Primeiro dia de árbitro: “o inferno são os outros”

O problema não é meu
O paraíso é para todos
O problema não sou eu
O inferno são os outros…

Titãs

Depois de um domingo inteiro de estudos e avaliações práticas e teóricas, recebi o resultado e o convite para, pela primeira vez, arbitrar um campeonato estadual de jiu-jitsu. O que, na minha concepção, para quem quer e precisa viver do jiu-jitsu é uma experiência essencial. Além de ser um experimento altruísta. Chegou o momento do atleta competidor encarar o outro lado do processo, o lado daquele que em alguns momentos “dificultaram meus resultados”.

Durante estes 8 anos de competições, em algumas e principalmente quando meu resultado era negativo, tinha uma figura a quem eu creditava tal infortúnio. Não era o adversário, não era eu, era justamente o elemento mediador, que estava ali para fazer ser cumpridas as regras da respectiva federação. Jogando contra os meus planos. Até que ponto minha afirmação é pautada na pura verdade? Só estamos analisando a situação apenas no meu ponto de vista, e, pra ser sincero, neutralidade nem no sabonete que usamos.

O que quero dizer é que nossas afirmações são carregadas de nossas experiências e de nossas aproximações com qualquer objeto, dialogando com nossa visão de mundo. Uma passagem de guarda muito dura e agressiva pode ter sido percebida desta forma apenas para o guardeiro, o passador pode se apoiar em outros pormenores. Saindo como um drone da academia ou do ginásio de competições e olhando com um zoom as relações na cidade, acontece da mesma forma. No estado… no país…
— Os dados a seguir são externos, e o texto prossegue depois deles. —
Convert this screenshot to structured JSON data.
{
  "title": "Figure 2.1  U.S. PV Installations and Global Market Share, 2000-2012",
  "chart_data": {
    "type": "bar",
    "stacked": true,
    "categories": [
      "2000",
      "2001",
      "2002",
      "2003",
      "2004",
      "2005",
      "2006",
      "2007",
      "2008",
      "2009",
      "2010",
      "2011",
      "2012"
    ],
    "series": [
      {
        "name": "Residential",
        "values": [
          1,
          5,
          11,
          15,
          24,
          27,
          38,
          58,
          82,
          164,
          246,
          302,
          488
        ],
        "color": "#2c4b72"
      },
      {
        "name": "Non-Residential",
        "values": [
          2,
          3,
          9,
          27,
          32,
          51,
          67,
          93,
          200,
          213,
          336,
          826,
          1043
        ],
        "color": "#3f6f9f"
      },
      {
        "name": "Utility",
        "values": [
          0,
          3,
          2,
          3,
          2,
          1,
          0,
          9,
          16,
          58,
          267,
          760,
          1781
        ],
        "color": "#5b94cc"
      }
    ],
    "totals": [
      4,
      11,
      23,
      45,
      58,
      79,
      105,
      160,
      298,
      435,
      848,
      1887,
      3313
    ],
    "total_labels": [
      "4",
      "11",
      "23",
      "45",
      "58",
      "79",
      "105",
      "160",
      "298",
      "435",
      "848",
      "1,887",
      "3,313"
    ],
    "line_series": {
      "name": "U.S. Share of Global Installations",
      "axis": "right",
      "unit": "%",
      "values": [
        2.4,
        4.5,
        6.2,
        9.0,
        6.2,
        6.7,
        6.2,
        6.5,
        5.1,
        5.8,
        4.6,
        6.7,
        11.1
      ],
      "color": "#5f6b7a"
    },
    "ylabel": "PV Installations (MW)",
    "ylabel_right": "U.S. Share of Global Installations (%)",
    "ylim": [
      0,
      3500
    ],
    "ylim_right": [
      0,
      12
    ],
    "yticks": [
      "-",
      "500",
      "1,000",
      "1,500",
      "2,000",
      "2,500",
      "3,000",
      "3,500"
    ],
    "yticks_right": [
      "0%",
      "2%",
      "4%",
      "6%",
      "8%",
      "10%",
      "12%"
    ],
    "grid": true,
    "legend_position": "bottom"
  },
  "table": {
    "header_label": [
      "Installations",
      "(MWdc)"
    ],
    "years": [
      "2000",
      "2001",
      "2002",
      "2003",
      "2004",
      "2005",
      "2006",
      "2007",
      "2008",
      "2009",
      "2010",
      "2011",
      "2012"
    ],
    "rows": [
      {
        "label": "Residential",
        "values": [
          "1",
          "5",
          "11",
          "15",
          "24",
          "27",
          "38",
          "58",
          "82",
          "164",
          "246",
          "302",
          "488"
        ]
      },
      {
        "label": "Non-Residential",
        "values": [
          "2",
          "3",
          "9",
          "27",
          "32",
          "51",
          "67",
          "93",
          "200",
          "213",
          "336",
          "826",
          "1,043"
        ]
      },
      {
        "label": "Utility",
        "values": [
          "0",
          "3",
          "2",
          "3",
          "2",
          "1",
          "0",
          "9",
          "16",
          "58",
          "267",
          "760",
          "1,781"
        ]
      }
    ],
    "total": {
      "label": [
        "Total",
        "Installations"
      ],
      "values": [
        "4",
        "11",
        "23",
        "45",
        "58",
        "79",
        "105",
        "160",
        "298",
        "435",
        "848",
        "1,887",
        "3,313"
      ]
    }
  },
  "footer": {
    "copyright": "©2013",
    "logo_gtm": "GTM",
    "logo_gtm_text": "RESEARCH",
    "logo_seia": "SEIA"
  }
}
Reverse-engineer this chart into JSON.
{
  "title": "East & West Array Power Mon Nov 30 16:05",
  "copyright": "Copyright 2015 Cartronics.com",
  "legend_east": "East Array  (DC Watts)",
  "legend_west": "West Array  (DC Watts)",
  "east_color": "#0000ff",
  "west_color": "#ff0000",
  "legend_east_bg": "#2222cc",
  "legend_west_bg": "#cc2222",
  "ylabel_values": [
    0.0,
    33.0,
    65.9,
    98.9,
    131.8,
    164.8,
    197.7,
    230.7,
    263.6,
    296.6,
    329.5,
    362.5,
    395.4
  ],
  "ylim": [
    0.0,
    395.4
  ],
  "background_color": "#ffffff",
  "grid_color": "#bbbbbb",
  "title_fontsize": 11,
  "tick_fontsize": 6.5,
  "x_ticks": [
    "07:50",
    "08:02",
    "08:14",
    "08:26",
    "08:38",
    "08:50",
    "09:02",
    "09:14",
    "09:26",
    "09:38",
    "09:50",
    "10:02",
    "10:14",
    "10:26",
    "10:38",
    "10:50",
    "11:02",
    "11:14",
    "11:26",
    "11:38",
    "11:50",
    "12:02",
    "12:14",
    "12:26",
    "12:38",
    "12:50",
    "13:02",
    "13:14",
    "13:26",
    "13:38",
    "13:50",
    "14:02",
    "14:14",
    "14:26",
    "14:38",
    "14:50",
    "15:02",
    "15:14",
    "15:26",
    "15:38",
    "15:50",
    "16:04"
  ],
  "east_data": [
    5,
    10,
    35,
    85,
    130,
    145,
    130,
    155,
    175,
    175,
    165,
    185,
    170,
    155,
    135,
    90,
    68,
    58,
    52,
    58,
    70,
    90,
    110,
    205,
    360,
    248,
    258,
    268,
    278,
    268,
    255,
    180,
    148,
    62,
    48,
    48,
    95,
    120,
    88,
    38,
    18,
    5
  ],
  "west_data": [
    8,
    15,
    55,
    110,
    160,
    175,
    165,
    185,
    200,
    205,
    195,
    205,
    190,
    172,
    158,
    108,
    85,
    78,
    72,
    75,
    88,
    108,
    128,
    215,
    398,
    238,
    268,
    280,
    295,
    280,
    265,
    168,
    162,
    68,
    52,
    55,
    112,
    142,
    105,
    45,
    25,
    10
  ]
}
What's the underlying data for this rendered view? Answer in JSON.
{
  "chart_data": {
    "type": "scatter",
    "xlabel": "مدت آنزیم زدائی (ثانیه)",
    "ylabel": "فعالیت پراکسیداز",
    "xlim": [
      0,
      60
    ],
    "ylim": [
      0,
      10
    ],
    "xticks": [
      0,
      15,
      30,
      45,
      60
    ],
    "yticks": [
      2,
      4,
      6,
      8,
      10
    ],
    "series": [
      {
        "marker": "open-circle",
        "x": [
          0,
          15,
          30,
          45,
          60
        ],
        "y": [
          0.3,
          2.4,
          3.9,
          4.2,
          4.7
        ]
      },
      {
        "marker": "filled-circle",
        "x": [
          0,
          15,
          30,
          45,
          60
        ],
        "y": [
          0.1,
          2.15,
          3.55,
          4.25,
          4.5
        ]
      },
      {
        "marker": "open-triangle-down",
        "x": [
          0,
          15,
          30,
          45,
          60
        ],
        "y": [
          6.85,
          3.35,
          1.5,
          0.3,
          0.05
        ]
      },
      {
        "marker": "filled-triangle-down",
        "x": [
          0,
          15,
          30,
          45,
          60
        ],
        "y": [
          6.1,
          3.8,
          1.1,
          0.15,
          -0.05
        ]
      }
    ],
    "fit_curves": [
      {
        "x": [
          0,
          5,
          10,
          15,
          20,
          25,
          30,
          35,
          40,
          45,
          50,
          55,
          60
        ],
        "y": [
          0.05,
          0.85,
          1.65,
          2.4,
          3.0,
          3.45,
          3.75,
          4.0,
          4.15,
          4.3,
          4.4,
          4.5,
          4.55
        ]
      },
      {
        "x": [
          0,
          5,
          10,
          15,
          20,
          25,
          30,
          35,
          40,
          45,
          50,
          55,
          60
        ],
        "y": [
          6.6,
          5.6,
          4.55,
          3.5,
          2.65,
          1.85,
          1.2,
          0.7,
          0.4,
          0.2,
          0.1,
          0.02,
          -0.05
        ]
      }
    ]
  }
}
Jean-Paul Sartre (1905-1980), filósofo francês, dissertava sobre tais relações, e uma de suas celebres frases é “O inferno são os outros”. O pensador era defensor do existencialismo, uma corrente filosófica que defende a liberdade do homem em determinar seu destino, a sua própria vida para ser mais exato. O ser humano não nasce pré-determinado a ser um jogador de futebol, empresário ou árbitro de jiu-jitsu. Somos moldados por nossas decisões.

Nossa imagem social é construída a partir do que fazemos. E, segundo Sartre, nossos projetos, sejam quais forem, podem ser atrapalhados ou entrar em choque com o do outro. Se não somos seres isolados e nossa evolução se deu através das relações sociais, o outro pode de certa forma, interferir nos meus resultados, logo, o outro também me mostra meus defeitos e minhas fraquezas. A célebre frase de autor desconhecido, que roda algumas redes sociais a respeito do jiu-jitsu “você perde ou aprende” ou“agradeça a seu adversário, ele mostra seus defeitos” possuem uma certa relação com o olhar do outro internalizando esta relação como proveitosa. Mas nem sempre é.

O papel do árbitro durante a competição, além de cumprir e fazer cumprir o regulamento da federação, é garantir o andamento do combate, preservando a integridade física dos competidores, como também observar e preservar pela segurança desses. Sinalizar corretamente as devidas pontuações e punições, determinar o vencedor da luta, agindo de maneira clara e imparcial, baseado em sua interpretação do combate. Isso não exclui a condição de ser humano. E nosso texto também não trata de um manifesto de exclusão de culpa, só temos que entender que não posso atribuir único e exclusivamente a um membro, o resultado de minha luta (e como já falei, neste caso, só quando o resultado não me favorece). Foi o olhar do outro, você foi observado por outro.

O inferno causado pela insatisfação do resultado se expressa no, agora inimigo, árbitro que passa a ser detestado, ou até odiado. Aproveito para relembrar que mesmo com a lógica competitiva, que atrai o atleta cada vez mais para o treino focado em estratégias de pontuação, a arte suave busca a finalização, melhor fator para determinar uma decisão.

Aconselho a todos a experimentarem estar no centro das atenções diante de uma plateia sedenta do resultado a seu favor. Além disso, da oportunidade de poder vivenciar todas as apresentações que um atleta pode desenvolver dentro do esporte. Ajuda a olhar com mais cuidado e precaução suas atitudes e comentários, como também é um excelente know-how.

Saliento também a necessidade de mais mulheres exercendo a função, lembrando da influência e importância simbólica de tal participação. Ainda é muito escasso o quadro de árbitras no nosso jiu-jitsu.

“O importante não é aquilo que fazem de nós, mas o que nós mesmos fazemos do que os outros fizeram de nós” (Sartre).

Referências:

SARTRE, Jean-Paul. Esboço para uma teoria das emoções. Porto Alegre. L&PM, 2008.

SARTRE, Jean-Paul. O ser e o nada: Ensaio de ontologia fenomenológica. 15ª ed., tradução de Paulo Perdigão. Petrópolis: Vozes, 2007.